Under Paragraph 11.3 of China’s accession terms, the country was required to eliminate all export duties. According to Appellate Body ruling in the Raw Materials case, that paragraph – by not making specific reference to the GATT Article XX exceptions – does not provide any basis for justifying the use of such duties.
The panel in the rare earths case found that Beijing had not brought a sufficiently new argument to depart from the Appellate Body’s previous finding. As a result, Beijing is now asking the Appellate Body to consider how exactly its accession protocol does tie in to the WTO Agreements – not just the overall Marrakesh Agreement establishing the global trade body, but also the various subject-specific texts that the organisation’s 159 members are bound to, such as the GATT.
In its appeal, China says that the panel “failed to give effective meaning” to the Marrakesh Agreement provision that says that new members “may not pick and choose among the various covered agreements but have to accept the WTO legal framework as a single undertaking.”
Furthermore, Beijing argues, “the panel unduly found that the words ‘shall be an integral part of the WTO Agreement’ in the second sentence of paragraph 1.2 of China’s accession protocol leads to the conclusion that China’s accession protocol is thereby made an integral part of the Marrakesh Agreement excluding the multilateral trade agreements annexed thereto.”

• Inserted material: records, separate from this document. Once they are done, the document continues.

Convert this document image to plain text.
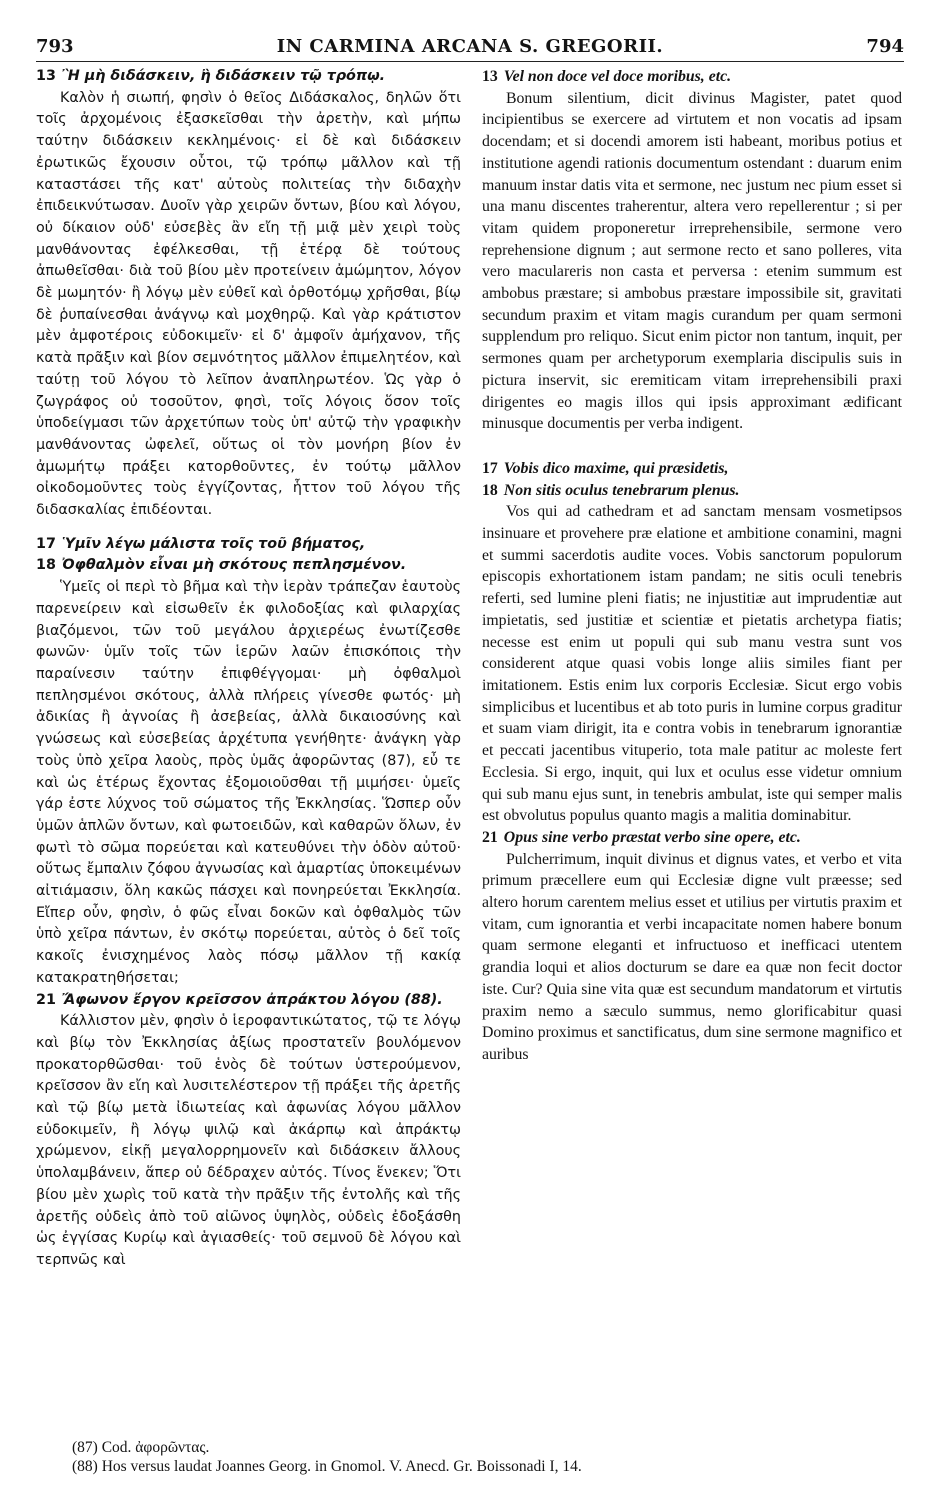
793	IN CARMINA ARCANA S. GREGORII.	794

13 Ἢ μὴ διδάσκειν, ἢ διδάσκειν τῷ τρόπῳ.

Καλὸν ἡ σιωπή, φησὶν ὁ θεῖος Διδάσκαλος, δηλῶν ὅτι τοῖς ἀρχομένοις ἐξασκεῖσθαι τὴν ἀρετὴν, καὶ μήπω ταύτην διδάσκειν κεκλημένοις· εἰ δὲ καὶ διδάσκειν ἐρωτικῶς ἔχουσιν οὗτοι, τῷ τρόπῳ μᾶλλον καὶ τῇ καταστάσει τῆς κατ' αὐτοὺς πολιτείας τὴν διδαχὴν ἐπιδεικνύτωσαν. Δυοῖν γὰρ χειρῶν ὄντων, βίου καὶ λόγου, οὐ δίκαιον οὐδ' εὐσεβὲς ἂν εἴη τῇ μιᾷ μὲν χειρὶ τοὺς μανθάνοντας ἐφέλκεσθαι, τῇ ἑτέρᾳ δὲ τούτους ἀπωθεῖσθαι· διὰ τοῦ βίου μὲν προτείνειν ἀμώμητον, λόγον δὲ μωμητόν· ἢ λόγῳ μὲν εὐθεῖ καὶ ὀρθοτόμῳ χρῆσθαι, βίῳ δὲ ῥυπαίνεσθαι ἀνάγνῳ καὶ μοχθηρῷ. Καὶ γὰρ κράτιστον μὲν ἀμφοτέροις εὐδοκιμεῖν· εἰ δ' ἀμφοῖν ἀμήχανον, τῆς κατὰ πρᾶξιν καὶ βίον σεμνότητος μᾶλλον ἐπιμελητέον, καὶ ταύτῃ τοῦ λόγου τὸ λεῖπον ἀναπληρωτέον. Ὡς γὰρ ὁ ζωγράφος οὐ τοσοῦτον, φησὶ, τοῖς λόγοις ὅσον τοῖς ὑποδείγμασι τῶν ἀρχετύπων τοὺς ὑπ' αὐτῷ τὴν γραφικὴν μανθάνοντας ὠφελεῖ, οὕτως οἱ τὸν μονήρη βίον ἐν ἀμωμήτῳ πράξει κατορθοῦντες, ἐν τούτῳ μᾶλλον οἰκοδομοῦντες τοὺς ἐγγίζοντας, ἧττον τοῦ λόγου τῆς διδασκαλίας ἐπιδέονται.

17 Ὑμῖν λέγω μάλιστα τοῖς τοῦ βήματος,

18 Ὀφθαλμὸν εἶναι μὴ σκότους πεπλησμένον.

Ὑμεῖς οἱ περὶ τὸ βῆμα καὶ τὴν ἱερὰν τράπεζαν ἑαυτοὺς παρενείρειν καὶ εἰσωθεῖν ἐκ φιλοδοξίας καὶ φιλαρχίας βιαζόμενοι, τῶν τοῦ μεγάλου ἀρχιερέως ἐνωτίζεσθε φωνῶν· ὑμῖν τοῖς τῶν ἱερῶν λαῶν ἐπισκόποις τὴν παραίνεσιν ταύτην ἐπιφθέγγομαι· μὴ ὀφθαλμοὶ πεπλησμένοι σκότους, ἀλλὰ πλήρεις γίνεσθε φωτός· μὴ ἀδικίας ἢ ἀγνοίας ἢ ἀσεβείας, ἀλλὰ δικαιοσύνης καὶ γνώσεως καὶ εὐσεβείας ἀρχέτυπα γενήθητε· ἀνάγκη γὰρ τοὺς ὑπὸ χεῖρα λαοὺς, πρὸς ὑμᾶς ἀφορῶντας (87), εὖ τε καὶ ὡς ἑτέρως ἔχοντας ἐξομοιοῦσθαι τῇ μιμήσει· ὑμεῖς γάρ ἐστε λύχνος τοῦ σώματος τῆς Ἐκκλησίας. Ὥσπερ οὖν ὑμῶν ἁπλῶν ὄντων, καὶ φωτοειδῶν, καὶ καθαρῶν ὅλων, ἐν φωτὶ τὸ σῶμα πορεύεται καὶ κατευθύνει τὴν ὁδὸν αὐτοῦ· οὕτως ἔμπαλιν ζόφου ἀγνωσίας καὶ ἁμαρτίας ὑποκειμένων αἰτιάμασιν, ὅλη κακῶς πάσχει καὶ πονηρεύεται Ἐκκλησία. Εἴπερ οὖν, φησὶν, ὁ φῶς εἶναι δοκῶν καὶ ὀφθαλμὸς τῶν ὑπὸ χεῖρα πάντων, ἐν σκότῳ πορεύεται, αὐτὸς ὁ δεῖ τοῖς κακοῖς ἐνισχημένος λαὸς πόσῳ μᾶλλον τῇ κακίᾳ κατακρατηθήσεται;

21 Ἄφωνον ἔργον κρεῖσσον ἀπράκτου λόγου (88).

Κάλλιστον μὲν, φησὶν ὁ ἱεροφαντικώτατος, τῷ τε λόγῳ καὶ βίῳ τὸν Ἐκκλησίας ἀξίως προστατεῖν βουλόμενον προκατορθῶσθαι· τοῦ ἑνὸς δὲ τούτων ὑστερούμενον, κρεῖσσον ἂν εἴη καὶ λυσιτελέστερον τῇ πράξει τῆς ἀρετῆς καὶ τῷ βίῳ μετὰ ἰδιωτείας καὶ ἀφωνίας λόγου μᾶλλον εὐδοκιμεῖν, ἢ λόγῳ ψιλῷ καὶ ἀκάρπῳ καὶ ἀπράκτῳ χρώμενον, εἰκῇ μεγαλορρημονεῖν καὶ διδάσκειν ἄλλους ὑπολαμβάνειν, ἅπερ οὐ δέδραχεν αὐτός. Τίνος ἕνεκεν; Ὅτι βίου μὲν χωρὶς τοῦ κατὰ τὴν πρᾶξιν τῆς ἐντολῆς καὶ τῆς ἀρετῆς οὐδεὶς ἀπὸ τοῦ αἰῶνος ὑψηλὸς, οὐδεὶς ἐδοξάσθη ὡς ἐγγίσας Κυρίῳ καὶ ἁγιασθείς· τοῦ σεμνοῦ δὲ λόγου καὶ τερπνῶς καὶ

13 Vel non doce vel doce moribus, etc.

Bonum silentium, dicit divinus Magister, patet quod incipientibus se exercere ad virtutem et non vocatis ad ipsam docendam; et si docendi amorem isti habeant, moribus potius et institutione agendi rationis documentum ostendant : duarum enim manuum instar datis vita et sermone, nec justum nec pium esset si una manu discentes traherentur, altera vero repellerentur ; si per vitam quidem proponeretur irreprehensibile, sermone vero reprehensione dignum ; aut sermone recto et sano polleres, vita vero maculareris non casta et perversa : etenim summum est ambobus præstare; si ambobus præstare impossibile sit, gravitati secundum praxim et vitam magis curandum per quam sermoni supplendum pro reliquo. Sicut enim pictor non tantum, inquit, per sermones quam per archetyporum exemplaria discipulis suis in pictura inservit, sic eremiticam vitam irreprehensibili praxi dirigentes eo magis illos qui ipsis approximant ædificant minusque documentis per verba indigent.

17 Vobis dico maxime, qui præsidetis,

18 Non sitis oculus tenebrarum plenus.

Vos qui ad cathedram et ad sanctam mensam vosmetipsos insinuare et provehere præ elatione et ambitione conamini, magni et summi sacerdotis audite voces. Vobis sanctorum populorum episcopis exhortationem istam pandam; ne sitis oculi tenebris referti, sed lumine pleni fiatis; ne injustitiæ aut imprudentiæ aut impietatis, sed justitiæ et scientiæ et pietatis archetypa fiatis; necesse est enim ut populi qui sub manu vestra sunt vos considerent atque quasi vobis longe aliis similes fiant per imitationem. Estis enim lux corporis Ecclesiæ. Sicut ergo vobis simplicibus et lucentibus et ab toto puris in lumine corpus graditur et suam viam dirigit, ita e contra vobis in tenebrarum ignorantiæ et peccati jacentibus vituperio, tota male patitur ac moleste fert Ecclesia. Si ergo, inquit, qui lux et oculus esse videtur omnium qui sub manu ejus sunt, in tenebris ambulat, iste qui semper malis est obvolutus populus quanto magis a malitia dominabitur.

21 Opus sine verbo præstat verbo sine opere, etc.

Pulcherrimum, inquit divinus et dignus vates, et verbo et vita primum præcellere eum qui Ecclesiæ digne vult præesse; sed altero horum carentem melius esset et utilius per virtutis praxim et vitam, cum ignorantia et verbi incapacitate nomen habere bonum quam sermone eleganti et infructuoso et inefficaci utentem grandia loqui et alios docturum se dare ea quæ non fecit doctor iste. Cur? Quia sine vita quæ est secundum mandatorum et virtutis praxim nemo a sæculo summus, nemo glorificabitur quasi Domino proximus et sanctificatus, dum sine sermone magnifico et auribus

(87) Cod. ἀφορῶντας.

(88) Hos versus laudat Joannes Georg. in Gnomol. V. Anecd. Gr. Boissonadi I, 14.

Natural resources conservation
In its March ruling, the panel had also found that China’s use of export quotas did not appear to be as related to conservation goals – as Beijing had claimed – as it was to industrial objectives. The Asian economy had argued that these export quotas were critical given the environmental damage caused by the rare earths extraction process, and the limited nature of these resources.

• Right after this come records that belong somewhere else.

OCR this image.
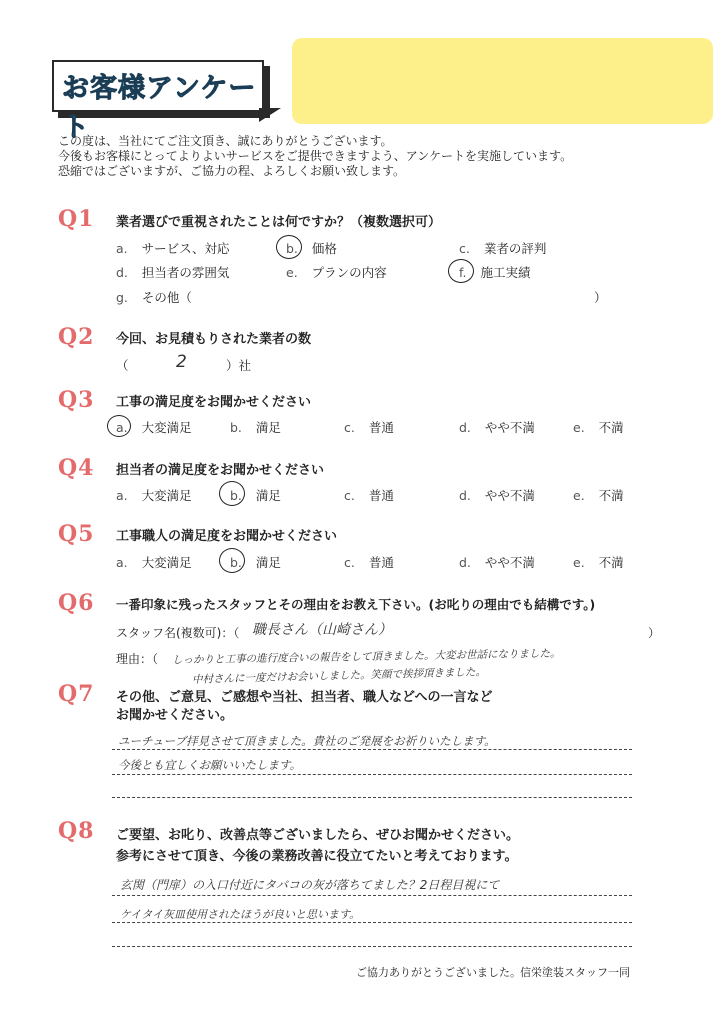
お客様アンケート
この度は、当社にてご注文頂き、誠にありがとうございます。
今後もお客様にとってよりよいサービスをご提供できますよう、アンケートを実施しています。
恐縮ではございますが、ご協力の程、よろしくお願い致します。
Q1 業者選びで重視されたことは何ですか？（複数選択可）
a. サービス、対応	b. 価格	c. 業者の評判
d. 担当者の雰囲気	e. プランの内容	f. 施工実績
g. その他（	）
Q2 今回、お見積もりされた業者の数
（	2	）社
Q3 工事の満足度をお聞かせください
a. 大変満足	b. 満足	c. 普通	d. やや不満	e. 不満
Q4 担当者の満足度をお聞かせください
a. 大変満足	b. 満足	c. 普通	d. やや不満	e. 不満
Q5 工事職人の満足度をお聞かせください
a. 大変満足	b. 満足	c. 普通	d. やや不満	e. 不満
Q6 一番印象に残ったスタッフとその理由をお教え下さい。(お叱りの理由でも結構です。)
スタッフ名(複数可)：（ 職長さん（山崎さん）	）
理由：（ しっかりと工事の進行度合いの報告をして頂きました。大変お世話になりました。
中村さんに一度だけお会いしました。笑顔で挨拶頂きました。
Q7 その他、ご意見、ご感想や当社、担当者、職人などへの一言など
お聞かせください。
ユーチューブ拝見させて頂きました。貴社のご発展をお祈りいたします。
今後とも宜しくお願いいたします。
Q8 ご要望、お叱り、改善点等ございましたら、ぜひお聞かせください。
参考にさせて頂き、今後の業務改善に役立てたいと考えております。
玄関（門扉）の入口付近にタバコの灰が落ちてました？2日程目視にて
ケイタイ灰皿使用されたほうが良いと思います。
ご協力ありがとうございました。 信栄塗装スタッフ一同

Under Article XX (g) of the GATT, WTO members are permitted to take measures related to the conservation of exhaustible natural resources, “if such measures are made effective in conjunction with restrictions on domestic production or consumption.”
The Article XX General Exceptions also require that such measures are not applied in a way that creates “arbitrary or unjustifiable discrimination” or that otherwise serves as a “disguised restriction on international trade.”
In its appeal, China has asked that the Appellate Body reverse the panel’s findings that the rare earths export quotas were not sufficiently linked to conservation. Beijing claims that the panel’s interpretation was flawed, as it focused on how these export quotas were designed, rather than on how these were implemented in tandem with other measures in China’s conservation policy.
Furthermore, the Asian economy says, the panel’s review of whether these export quotas were “made effective in conjunction with” domestic restrictions was also incorrect, as the panel focused more on the how the country’s regulatory system of conservation measures was structured, rather than on what effects this system actually has on the marketplace.
China has also questioned the panel’s objectivity and legal reasoning in its review of those measures that Beijing submitted as evidence of domestic restrictions on rare earths.
The panel, China says, relied on “inconsistent reasoning as well as a double standard of proof in comparing the relative burden of China’s restrictions on foreign and domestic users.” In its ruling, the panel had found that export quotas were indeed restrictions, even though these quotas were not filled in 2012. However, the panel was reluctant to accept that Beijing’s domestic measures – such as production and extraction quotas – also qualified as restrictive.
Under WTO rules, the Appellate Body can review certain aspects of law and legal interpretation in the original panel ruling, but will generally not interfere with any factual findings. A report is likely to be issued within three months from the close of the appeal period.